民事再生は過払い金が見込めず、多額の借金を抱え、返済に困っている人がとる債務整理の手段の一つです。民事再生にはメリットとデメリットがあります。ここでは民事再生のメリットとデメリットについて解説しましょう。
民事再生の最大のメリットは自己破産では処分されてしまう不動産のような高額の財産を維持しながら借金を整理して減額できるという点でしょう。そのため住宅ローンの支払いはそのまま残りますが、それ以外の借金は大幅に減額されて3年の長期返済に仕切りなおすことが出来ます。また住宅ローンに関してもローンの返済期間を延長して、毎月の返済額を減額する交渉が出来る場合もあります。

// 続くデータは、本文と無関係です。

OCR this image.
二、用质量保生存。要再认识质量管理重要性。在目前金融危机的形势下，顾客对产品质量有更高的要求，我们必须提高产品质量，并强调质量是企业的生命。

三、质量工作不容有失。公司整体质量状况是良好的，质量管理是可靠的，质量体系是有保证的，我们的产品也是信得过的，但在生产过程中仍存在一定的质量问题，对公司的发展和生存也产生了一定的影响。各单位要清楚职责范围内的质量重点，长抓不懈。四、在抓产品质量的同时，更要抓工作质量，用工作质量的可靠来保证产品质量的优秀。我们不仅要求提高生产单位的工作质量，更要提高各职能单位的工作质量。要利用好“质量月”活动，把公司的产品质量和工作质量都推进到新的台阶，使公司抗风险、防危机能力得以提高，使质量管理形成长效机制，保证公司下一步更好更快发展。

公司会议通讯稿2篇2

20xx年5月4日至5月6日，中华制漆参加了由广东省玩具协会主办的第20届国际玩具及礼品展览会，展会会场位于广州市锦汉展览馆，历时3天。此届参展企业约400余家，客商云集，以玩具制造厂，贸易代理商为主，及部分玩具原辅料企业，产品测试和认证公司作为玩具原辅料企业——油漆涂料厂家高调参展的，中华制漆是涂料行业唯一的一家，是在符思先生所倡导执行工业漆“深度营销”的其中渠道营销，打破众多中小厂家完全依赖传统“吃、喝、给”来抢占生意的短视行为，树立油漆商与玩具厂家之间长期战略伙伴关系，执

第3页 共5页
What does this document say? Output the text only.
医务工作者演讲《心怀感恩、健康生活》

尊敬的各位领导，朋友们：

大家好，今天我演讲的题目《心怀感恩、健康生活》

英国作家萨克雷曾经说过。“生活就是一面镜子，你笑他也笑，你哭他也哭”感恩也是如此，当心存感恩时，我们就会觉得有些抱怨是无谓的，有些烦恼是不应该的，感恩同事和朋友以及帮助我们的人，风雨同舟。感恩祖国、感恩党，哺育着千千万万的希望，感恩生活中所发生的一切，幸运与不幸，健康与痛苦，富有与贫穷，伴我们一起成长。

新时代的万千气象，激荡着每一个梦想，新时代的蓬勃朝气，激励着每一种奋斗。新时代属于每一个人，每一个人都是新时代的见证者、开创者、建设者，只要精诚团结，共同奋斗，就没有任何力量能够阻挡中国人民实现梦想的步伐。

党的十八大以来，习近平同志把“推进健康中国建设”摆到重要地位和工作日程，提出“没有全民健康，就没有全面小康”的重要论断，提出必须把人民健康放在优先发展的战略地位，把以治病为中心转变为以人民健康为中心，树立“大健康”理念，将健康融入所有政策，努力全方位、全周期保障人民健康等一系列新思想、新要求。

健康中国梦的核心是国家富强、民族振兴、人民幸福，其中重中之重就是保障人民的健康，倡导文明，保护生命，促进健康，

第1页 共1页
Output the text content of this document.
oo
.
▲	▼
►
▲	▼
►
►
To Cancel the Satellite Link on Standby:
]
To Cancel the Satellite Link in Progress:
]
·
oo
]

また、自己破産のように一定の職業に就けなくなるような資格制限が一切ないのもメリットの一つと言えるでしょう。デメリットといえば、残したい財産に関する支払いはそのまま継続した上で減額された借金の返済をしていかなければならないということです。これはメリットと表裏一体ですね。したがって、民事再生を行う際の条件として3年間は継続収入があることが最低条件となります。
また過払い金の交渉とちがって債務整理に関する交渉は貸金業者が有利となります。したがって交渉中や民事再生成立までの期間でも督促や取立ては普通に行われます。これを阻止するためには弁護士や司法書士による介入通知を出してもらう必要があります。当然ながら弁護士や司法書士に依頼すると、費用がかかります。
また地方裁判所に対して申し立てを行うので手続き時には印紙代などの費用も発生します。更に民事再生の情報は信用調査機関に登録されてしまうため、新たに借金やローンを組むことは10年間ほど制限されることになります。民事再生に要する期間は大体6ヶ月程度です。